Travel Logs : Landing in Tacloban
I arrived in Tacloban at exactly six in the morning. It just rained. The first sight that welcomed me is the runway almost at the same level of the sea. The harrowing scene of Yolanda came to mind. If Tacloban is this flat, she really came barging in.
Steering away from the persuasion of my mom, i didn't go straight to the van terminal that will cross me to Eastern Samar. Instead, I gave in to my actual intent once the plane touched down. That is, go around the city, see for myself what has become of the place that was largely ravaged by a storm surge four years ago.
Going to the city's downtown area is as easy as hopping a multicab just outside the airport.
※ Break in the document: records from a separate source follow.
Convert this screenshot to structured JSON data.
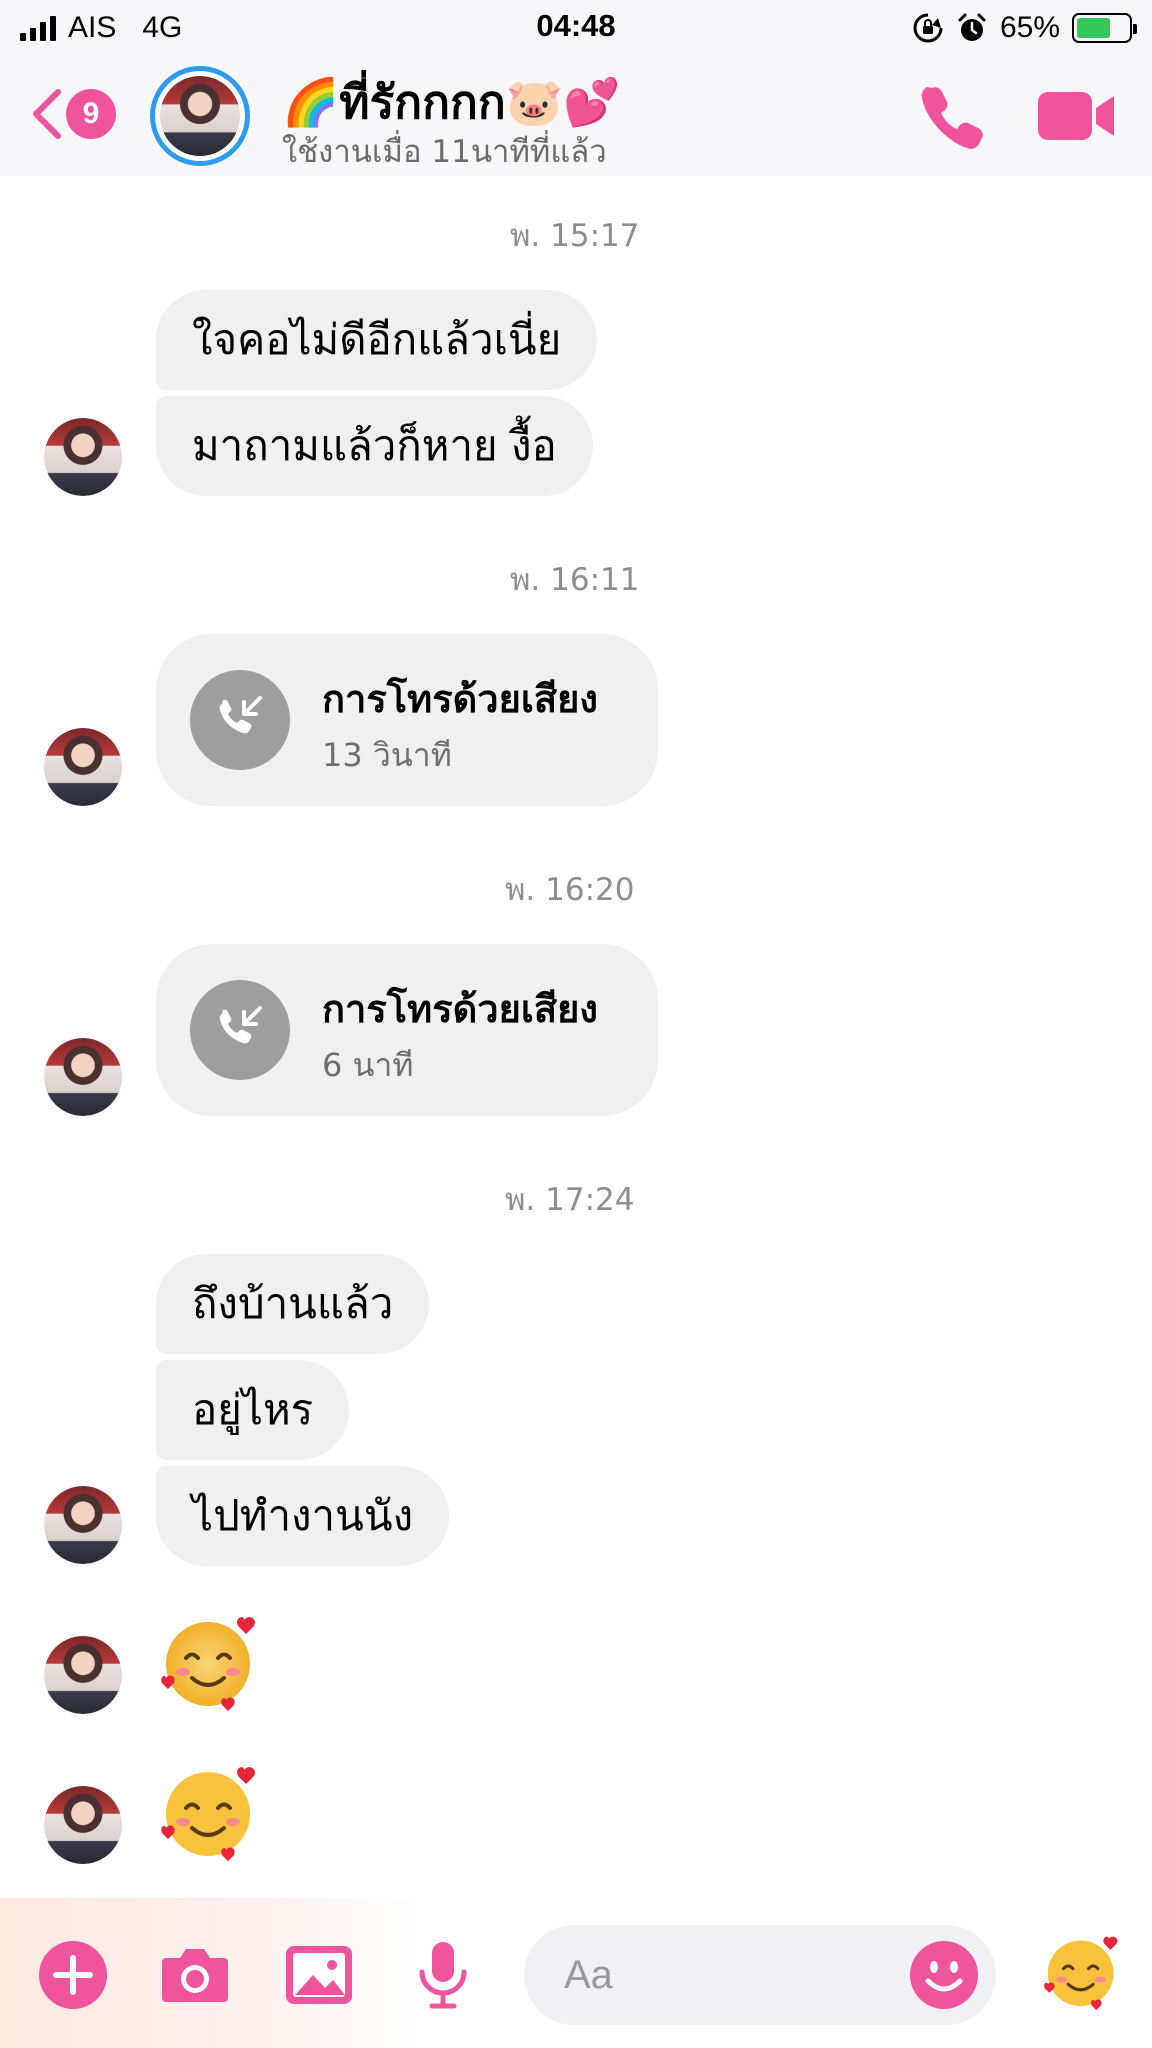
{
  "status_bar": {
    "carrier": "AIS",
    "network": "4G",
    "time": "04:48",
    "battery": "65%",
    "battery_level": 0.65
  },
  "header": {
    "back_count": "9",
    "contact_name": "🌈ที่รักกกก🐷💕",
    "active_status": "ใช้งานเมื่อ 11นาทีที่แล้ว",
    "icons": [
      "chevron-left-icon",
      "phone-icon",
      "video-camera-icon"
    ],
    "accent_color": "#f0549c"
  },
  "messages": {
    "group1": {
      "time": "พ. 15:17",
      "lines": [
        "ใจคอไม่ดีอีกแล้วเนี่ย",
        "มาถามแล้วก็หาย งื้อ"
      ]
    },
    "call1": {
      "time": "พ. 16:11",
      "title": "การโทรด้วยเสียง",
      "duration": "13 วินาที"
    },
    "call2": {
      "time": "พ. 16:20",
      "title": "การโทรด้วยเสียง",
      "duration": "6 นาที"
    },
    "group2": {
      "time": "พ. 17:24",
      "lines": [
        "ถึงบ้านแล้ว",
        "อยู่ไหร",
        "ไปทำงานนัง"
      ]
    },
    "emoji_messages": [
      "smiling-face-with-hearts",
      "smiling-face-with-hearts"
    ]
  },
  "composer": {
    "placeholder": "Aa",
    "tools": [
      "plus-icon",
      "camera-icon",
      "image-icon",
      "microphone-icon"
    ],
    "quick_reaction": "smiling-face-with-hearts"
  }
}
No specific sign needed. If you see Tacloban written on it, get into it. Unless you're the only passenger and the driver looks shady. Then stay put.
I hopped off the multicab just infront of Sto. Nino Parish Church. I knew from research that almost all landmarks are near it. I tried to take some photos of the church. But It was overcast. Not a great time to take pictures. So I decided to continue my walk, just circumvent and be surprised on where will I end up to. I found myself in Zamora Street. From there, as checked on Google Maps, if I just continue to walk straight I will eventually end up in the port of Tacloban.
Since it was a weekend and very early in the morning, there are just few people walking. Establishments are still closed. Nothing is really happening except for people waiting for commerce to start.
Help from several countries came pouring after the disaster of Haiyan. This store above is among the recipients.
There is this vague feeling i have in me as i continue my walk towards Tacloban Port. This is in no way a criticism to the city, but somehow i felt that it has not yet totally recovered from the tragedy. The surrounding is still shell-shock. It strives to get into business as usual mode, but there is an inexplicable sadness lurking.
Each steps i made suddenly became heavy.